As mãos que seguravam os cartazes com as principais reivindicações – acessibilidade e escolas bilíngues – eram também as responsáveis por indicar o caminho que deveria ser seguido pela passeata. Gestos ágeis, quase eufóricos, eram constantes para que ninguém se dispersasse.
- Somos nove milhões de surdos no Brasil e a presidente Dilma Rousseff fez dois pronunciamentos em rede nacional para falar sobre os protestos e nenhum deles tinha legenda em Libras, a Língua Brasileira de Sinais. Não entendemos o que ela falou e nem o que queria que a gente fizesse como cidadão. Nós somos cidadãos e também queremos um Brasil melhor -, explicou Léo Castilho, de 25 anos, surdo.
"Não à corrupção", "Não à PEC 37", "Fora, Feliciano" e outras reivindicações que apareceram nas manifestações das últimas semanas pelo país não figuravam entre os anseios do grupo. Em silêncio, os surdos pediam respeito.
Escritas com caneta piloto em cartolinas, as principais bandeiras: "Exclusão não, legenda já!", "Nós queremos ser independentes" e "Escolas bilíngues para surdos".
A dificuldade de comunicação está no cotidiano, desde as escolas e faculdades, que não estão preparadas para recebê-los, até hospitais e delegacais. Quando procuram ajuda, os surdos não são compreendidos.
- Ninguém, ou quase ninguém, entende a língua de sinais -, afirmou Lígia, estudante de Libras e colaboradora do movimento. A única não-surda entre os participantes da caminhada foi quem ajudou a reportagem de Terra Magazinecomo intérprete.
A manifestação teve o Museu de Arte de São Paulo (MASP) como ponto de partida. Foi assim também na segunda-feira (1), no primeiro ato de surdos na capital. A concetração começou às 17h e a caminhada saiu quando já escurecia na Avenida Paulista.
Os jovens eram maioria na passeata, organizada via redes sociais, assim como os outros protestos que acontecem no Brasil. No entanto, sem gritos, sem cantorias, sem carro de som. Entre os surdos, gestos, tapinhas nas costas e sorrisos.
Vez ou outra, batiam palmas, soltavam gritos com sonoridade abafada, erguiam os dois braços… Em frente.
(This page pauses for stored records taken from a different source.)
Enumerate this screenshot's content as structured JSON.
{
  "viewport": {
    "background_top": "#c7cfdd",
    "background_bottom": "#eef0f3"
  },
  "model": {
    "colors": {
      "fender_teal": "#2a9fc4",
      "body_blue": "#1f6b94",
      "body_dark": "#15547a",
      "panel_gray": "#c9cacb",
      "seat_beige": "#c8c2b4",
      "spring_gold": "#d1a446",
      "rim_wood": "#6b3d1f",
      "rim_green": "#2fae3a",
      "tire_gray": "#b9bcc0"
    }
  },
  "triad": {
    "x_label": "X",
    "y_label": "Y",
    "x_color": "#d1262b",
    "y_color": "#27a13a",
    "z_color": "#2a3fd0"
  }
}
Às 19h30, Sandro, um dos líderes do movimento, gesticulou com as mãos para o alto, pedindo a atenção de todos. Virou-se para Lígia e apontou para a reportagem:
- Não gostamos de ser chamados de surdos-mudos – disse, com centenas de observadores assentindo – Não somos mudos e estamos aqui justamente para mostrar que temos voz.
Sandro gesticulou mais uma vez. Em resposta, gritos, urros, palmas. Foram quase dois minutos sem interrupções.
- Viu só? Essa é a nossa voz.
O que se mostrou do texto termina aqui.